Artificial Intelligence-based Tumor Segmentation in Mouse Models of Lung Adenocarcinoma

Abstract

Background: Mouse models are highly effective for studying the pathophysiology of lung adenocarcinoma and evaluating new treatment strategies. Treatment efficacy is primarily determined by the total tumor burden measured on excised tumor specimens. The measurement process is time-consuming and prone to human errors. To address this issue, we developed a novel deep learning model to segment lung tumor foci on digitally scanned hematoxylin and eosin (H&E) histology slides.

Methods: Digital slides of 239 mice from 9 experimental cohorts were split into training (n=137), validation (n=37), and testing cohorts (n=65). Image patches of 500×500 pixels were extracted from 5× and 10× magnifications, along with binary masks of expert annotations representing ground-truth tumor regions. Deep learning models utilizing DeepLabV3+ and UNet architectures were trained for binary segmentation of tumor foci under varying stain normalization conditions. The performance of algorithm segmentation was assessed by Dice Coefficient, and detection was evaluated by sensitivity and positive-predictive value (PPV).

Results: The best model on patch-based validation was DeepLabV3+ using a Resnet-50 backbone, which achieved Dice 0.890 and 0.873 on validation and testing cohort, respectively. This result corresponded to 91.3 Sensitivity and 51.0 PPV in the validation cohort and 93.7 Sensitivity and 51.4 PPV in the testing cohort. False positives could be reduced 10-fold with thresholding artificial intelligence (AI) predicted output by area, without negative impact on Dice Coefficient. Evaluation at various stain normalization strategies did not demonstrate improvement from the baseline model.
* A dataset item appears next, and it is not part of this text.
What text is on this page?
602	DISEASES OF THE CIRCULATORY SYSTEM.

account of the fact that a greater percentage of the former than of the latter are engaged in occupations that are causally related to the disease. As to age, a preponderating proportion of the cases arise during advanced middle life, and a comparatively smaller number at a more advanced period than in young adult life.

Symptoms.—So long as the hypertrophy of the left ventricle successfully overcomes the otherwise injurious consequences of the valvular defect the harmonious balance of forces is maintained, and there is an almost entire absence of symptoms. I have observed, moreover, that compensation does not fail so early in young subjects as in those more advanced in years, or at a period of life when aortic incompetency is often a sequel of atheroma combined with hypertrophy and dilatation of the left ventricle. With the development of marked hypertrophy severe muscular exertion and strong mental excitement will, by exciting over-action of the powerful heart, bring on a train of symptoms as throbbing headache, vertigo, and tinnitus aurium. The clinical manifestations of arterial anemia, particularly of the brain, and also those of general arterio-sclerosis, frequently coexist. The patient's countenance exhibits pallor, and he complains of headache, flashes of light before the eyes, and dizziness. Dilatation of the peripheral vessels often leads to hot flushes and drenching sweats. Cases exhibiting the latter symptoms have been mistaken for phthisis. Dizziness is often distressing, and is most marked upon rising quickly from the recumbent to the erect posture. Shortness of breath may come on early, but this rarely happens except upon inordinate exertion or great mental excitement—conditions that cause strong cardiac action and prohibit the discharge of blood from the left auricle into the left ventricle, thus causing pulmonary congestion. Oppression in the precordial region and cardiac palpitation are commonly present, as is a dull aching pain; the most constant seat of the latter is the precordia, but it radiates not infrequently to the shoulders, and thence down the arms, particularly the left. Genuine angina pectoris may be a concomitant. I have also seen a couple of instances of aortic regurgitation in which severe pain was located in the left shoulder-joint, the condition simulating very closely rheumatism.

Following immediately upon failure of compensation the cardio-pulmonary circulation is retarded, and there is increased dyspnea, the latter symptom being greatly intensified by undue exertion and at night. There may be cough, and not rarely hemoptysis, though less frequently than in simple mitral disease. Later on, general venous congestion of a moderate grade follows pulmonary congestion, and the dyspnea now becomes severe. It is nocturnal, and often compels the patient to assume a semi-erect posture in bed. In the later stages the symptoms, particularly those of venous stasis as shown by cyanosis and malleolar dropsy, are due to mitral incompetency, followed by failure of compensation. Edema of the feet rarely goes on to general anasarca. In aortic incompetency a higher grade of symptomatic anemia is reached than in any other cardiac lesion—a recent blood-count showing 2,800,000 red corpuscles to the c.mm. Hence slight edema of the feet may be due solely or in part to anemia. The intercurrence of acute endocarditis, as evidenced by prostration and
Conclusions: A robust AI-based algorithm for detecting and segmenting lung tumor foci in the pre-clinical mouse models was developed. The output of this algorithm is compatible with open-source software that researchers commonly use.

Figure 1

Example WSI and associated image tiles from training set. (Left) WSI with regions of tumor outlined in red and regions of any lung tissue, normal or malignant, outlined in blue. (Right-top) A representative 5× tile extracted from WSI and binary mask converted from expert annotations. The same patch transformed by Macenko and Vahadane are shown. (Right-bottom) A representative 10× tile extracted from WSI, representing the bottom right quadrant of 5× tile, and associated binary masks and normalized features.

Figure 2

Good Performance Cases for 5× DeepLabV3+ Model. (Left) WSI from Aperio scanner with Dice Coefficient 0.930 from validation set. (Right) WSI from Hamamatsu scanner with Dice Coefficient 0.960 from the test set. For ground-truth annotations, tumor regions are outlined in red and total lung regions are outlined in green. AI outputs are outlined in yellow.

Figure 3

Worst Performance Cases for 5× DeepLabV3+ Model. (Left) WSI from Aperio scanner with Dice Coefficient 0.778 from test set. (Right) WSI from Hamamatsu scanner with Dice Coefficient 0.227 from the test set. For ground truth annotations, tumor regions are outlined in red and total lung regions are outlined in green. AI outputs are outlined in yellow.

Figure 4

Negative Test Case for 5× DeepLabV3+ Model. (Left) Ground truth annotation demonstrating only lung regions, without the presence of tumor foci. (Right) AI produced a single false positive of approximately 100 μM × 20 μM in size, outlined in yellow.

Figure 5

FROC Curve for Training and Validation sets for 5× DeepLabV3+ Model. Risk is assessed by AI-predicted foci size demonstrating reduction of false positives per image by increasing cut-off threshold (shown in increments of 400 μM²).

Figure 6

5× DeepLabV3+ Model Bland‑Altman Plot for total tumor burden assessment by Expert vs AI for Validation and Testing datasets.